Funders tend to ask the questions and hold others accountable, which is why impact reports and metrics customarily focus on what nonprofits did or did not do. But as with other instances of limited institutional knowledge, this approach overlooks information funders need to assess and innovate. This includes ways funders inadvertently contribute to harm through internal processes and participation in an economic system that produces inequity and sustains trauma—the fact that funders are part of the social system that needs fixing.

The fifth shift is therefore for funders to use their institutional power and voice to acknowledge harm, and develop cultures of learning and mutual accountability within their own institutions. Camelback Ventures, for example, focuses on this. This means conducting regular self-inquiry: Did we do what we committed to do this year? Did we measurably improve our work as a funder? How does our culture, including the boardroom and workplace, reenact trauma or establish habits for healing? How do our actions contribute to systems change and healing? How do our processes contribute to harm, and how might we lessen this? How do we know?

Chicago Beyond strives to make regular, meaningful, feedback-driven improvements to our strategies, funding mechanisms, policies, and practices. Annual performance reviews for all staff at Chicago Beyond assess learning, and we make sure to translate regularly occurring reflection periods with our partners into action, including setting up on-the-ground services like food packaging and distribution to community networks during the COVID-19 pandemic, or supplementing funding to adjust for inflation. Sharing changes we make with our partners so that they can see their impact on us has propelled a virtuous cycle, helping us improve our work more significantly and faster.
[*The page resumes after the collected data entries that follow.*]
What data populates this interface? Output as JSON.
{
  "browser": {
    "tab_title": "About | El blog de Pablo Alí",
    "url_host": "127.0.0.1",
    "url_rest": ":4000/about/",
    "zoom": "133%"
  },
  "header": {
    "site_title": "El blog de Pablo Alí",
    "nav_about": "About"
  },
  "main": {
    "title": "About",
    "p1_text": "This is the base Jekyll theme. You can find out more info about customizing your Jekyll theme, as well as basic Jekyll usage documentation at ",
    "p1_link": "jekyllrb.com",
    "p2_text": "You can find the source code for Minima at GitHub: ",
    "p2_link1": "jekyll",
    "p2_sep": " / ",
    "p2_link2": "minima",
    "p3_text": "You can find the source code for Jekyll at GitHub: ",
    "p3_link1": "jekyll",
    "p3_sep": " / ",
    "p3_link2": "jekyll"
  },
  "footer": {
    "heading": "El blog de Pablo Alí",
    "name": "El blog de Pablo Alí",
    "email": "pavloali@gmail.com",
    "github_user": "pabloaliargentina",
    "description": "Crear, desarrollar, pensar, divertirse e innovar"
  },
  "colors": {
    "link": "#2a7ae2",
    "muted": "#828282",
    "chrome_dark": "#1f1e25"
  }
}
From Unfamiliar to Possible

As funders seek to address social and environmental challenges systemically, it makes sense to begin by examining our role in them. Many traditional funding practices constrain our thinking and ways of working in a way that dramatically limits the potential for change.

Funders have many different strategies, institutional cultures, and attitudes toward power, participation, and trust. The five shifts described above can help funders increase our effectiveness at systems change and honor our commitment to being rigorous, accountable, and savvy about risk. By taking the funder out of the center and deepening engagement with individuals and organizations, we can widen our perspective of social challenges and solutions, ultimately so that funding can help humans and the natural world thrive long-term.